Le nom de cette borne informatique: «Carlos». Un mélange de «voiture» en anglais et de «los», «sans» en allemand. Le voyageur désirant rentrer chez lui en stop y entre sa destination. Celle-ci s’affiche alors sur un grand écran, de façon à ce que les automobilistes le voient et s’arrêtent s’ils le souhaitent.

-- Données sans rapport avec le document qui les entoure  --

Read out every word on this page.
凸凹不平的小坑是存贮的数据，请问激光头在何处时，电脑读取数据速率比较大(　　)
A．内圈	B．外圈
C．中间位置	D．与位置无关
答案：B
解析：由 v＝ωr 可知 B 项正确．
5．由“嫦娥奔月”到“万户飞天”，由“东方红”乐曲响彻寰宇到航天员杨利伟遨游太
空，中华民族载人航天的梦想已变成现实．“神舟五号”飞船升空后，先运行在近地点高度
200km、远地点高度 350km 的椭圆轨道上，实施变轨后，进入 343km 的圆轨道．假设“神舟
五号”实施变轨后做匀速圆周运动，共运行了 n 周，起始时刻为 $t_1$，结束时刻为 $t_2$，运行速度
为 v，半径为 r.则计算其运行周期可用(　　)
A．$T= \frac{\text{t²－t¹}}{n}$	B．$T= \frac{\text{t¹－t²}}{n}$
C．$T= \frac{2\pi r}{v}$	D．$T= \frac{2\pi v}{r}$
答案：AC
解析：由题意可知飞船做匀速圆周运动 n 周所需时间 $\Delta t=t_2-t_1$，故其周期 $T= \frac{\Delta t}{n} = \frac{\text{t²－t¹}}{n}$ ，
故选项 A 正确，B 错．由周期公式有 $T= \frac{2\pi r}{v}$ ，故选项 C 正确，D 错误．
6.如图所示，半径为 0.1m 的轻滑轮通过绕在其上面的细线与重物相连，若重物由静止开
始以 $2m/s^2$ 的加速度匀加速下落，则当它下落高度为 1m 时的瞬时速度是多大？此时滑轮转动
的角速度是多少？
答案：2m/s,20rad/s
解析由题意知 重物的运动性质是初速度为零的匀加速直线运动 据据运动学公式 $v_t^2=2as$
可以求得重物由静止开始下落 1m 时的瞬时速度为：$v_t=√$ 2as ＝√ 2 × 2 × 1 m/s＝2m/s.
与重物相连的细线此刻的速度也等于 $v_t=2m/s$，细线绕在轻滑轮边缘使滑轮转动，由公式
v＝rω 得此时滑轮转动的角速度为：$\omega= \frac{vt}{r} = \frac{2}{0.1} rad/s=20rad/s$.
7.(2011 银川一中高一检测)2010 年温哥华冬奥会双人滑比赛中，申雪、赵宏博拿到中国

Afin de sécuriser la manœuvre, les bornes contiennent une caméra de surveillance. «L’auto-stop est ainsi moins dangereux, explique Simon Schneebeli, ingénieur civil membre d’Usine21. Ce système pourrait mieux marcher que le covoiturage traditionnel, car il n’y a pas besoin de s’organiser à l’avance ou d’avoir les mêmes horaires que son chauffeur. Un pareil concept, couplé à l’utilisation de l’iPhone, existe également aux Etats-Unis.»
Exemple bernois
Le projet piloté par cet ingénieur s’inspire d’une expérience menée à Berthoud, une ville du canton de Berne. Là-bas, en revanche, l’idée n’a pas bien fonctionné, la commune étant petite, peu engorgée par le trafic et peu fréquentée par les voitures durant la nuit.
«A Genève en revanche, une région transfrontalière dotée d’un trafic important, et vu l’offre limitée des transports publics en France, il y a une demande, poursuit Simon Schneebeli. L’idée serait par exemple d’implanter une borne au terminus du tram au CERN.» L’inconvénient de ce moyen de transport, plutôt destiné à des personnes peu fortunées n’ayant pas les moyens de se payer un taxi, par exemple: l’utilisateur ne peut pas prévoir combien de temps il devra attendre.

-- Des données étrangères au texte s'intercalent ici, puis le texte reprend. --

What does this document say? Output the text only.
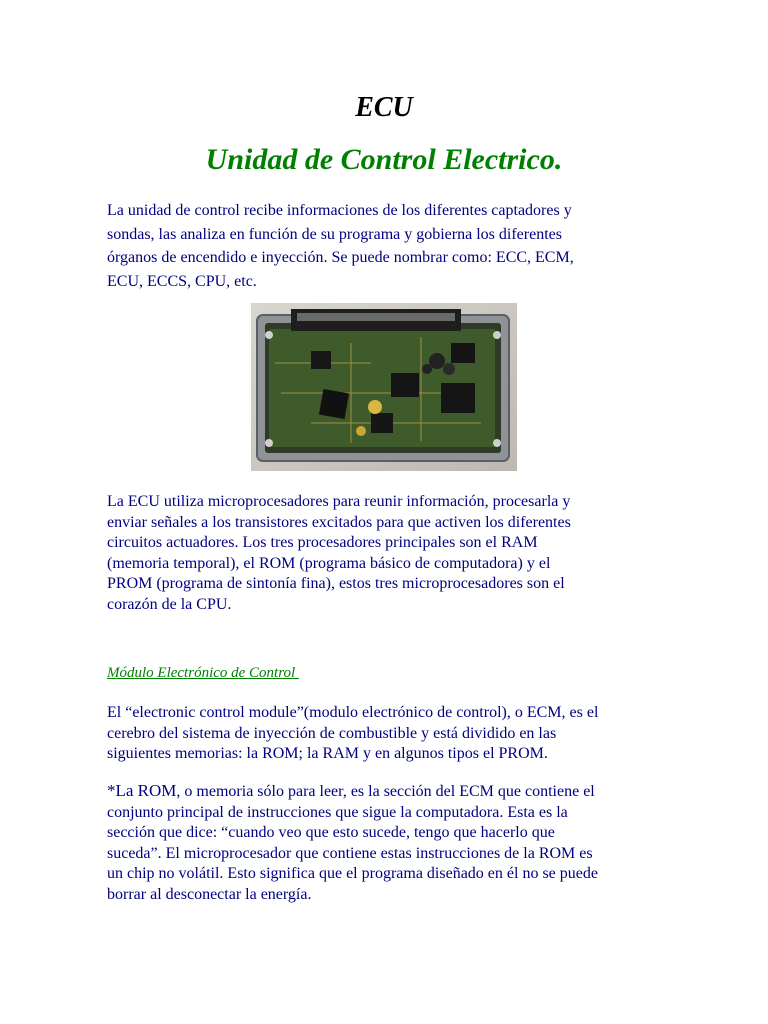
ECU
Unidad de Control Electrico.

La unidad de control recibe informaciones de los diferentes captadores y

sondas, las analiza en función de su programa y gobierna los diferentes

órganos de encendido e inyección. Se puede nombrar como: ECC, ECM,

ECU, ECCS, CPU, etc.

La ECU utiliza microprocesadores para reunir información, procesarla y

enviar señales a los transistores excitados para que activen los diferentes

circuitos actuadores. Los tres procesadores principales son el RAM

(memoria temporal), el ROM (programa básico de computadora) y el

PROM (programa de sintonía fina), estos tres microprocesadores son el

corazón de la CPU.

Módulo Electrónico de Control

El “electronic control module”(modulo electrónico de control), o ECM, es el

cerebro del sistema de inyección de combustible y está dividido en las

siguientes memorias: la ROM; la RAM y en algunos tipos el PROM.

*La ROM, o memoria sólo para leer, es la sección del ECM que contiene el

conjunto principal de instrucciones que sigue la computadora. Esta es la

sección que dice: “cuando veo que esto sucede, tengo que hacerlo que

suceda”. El microprocesador que contiene estas instrucciones de la ROM es

un chip no volátil. Esto significa que el programa diseñado en él no se puede

borrar al desconectar la energía.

Comment financer ces bornes, qui devront être produites sur mesure? Les étudiants qui travailleront sur le projet devront notamment réfléchir à l’idée d’un ticket que prendrait l’auto-stoppeur. Un moyen de limiter les abus. «A Berthoud, celui-ci payait 2?francs, précise l’ingénieur. Un franc restait dans la machine, et l’autre sortait sous forme d’un bon d’achat, à disposition du conducteur. Mais ce concept doit être retravaillé car il implique la mise en place d’une administration compliquée.» Notre interlocuteur avance aussi l’idée d’une?collaboration avec les transports publics et les autorités publiques.
Pour l’heure, l’association Usine21 – qui propose aux étudiants d’effectuer leurs travaux de semestre dans des projets concrets – cherche des étudiants en marketing, sociologie et géographie afin de réaliser une solide étude de marché. «C’est grâce à ces jeunes que l’association peut faire avancer des idées novatrices tel que ce concept de covoiturage», conclut Simon Scheebeli.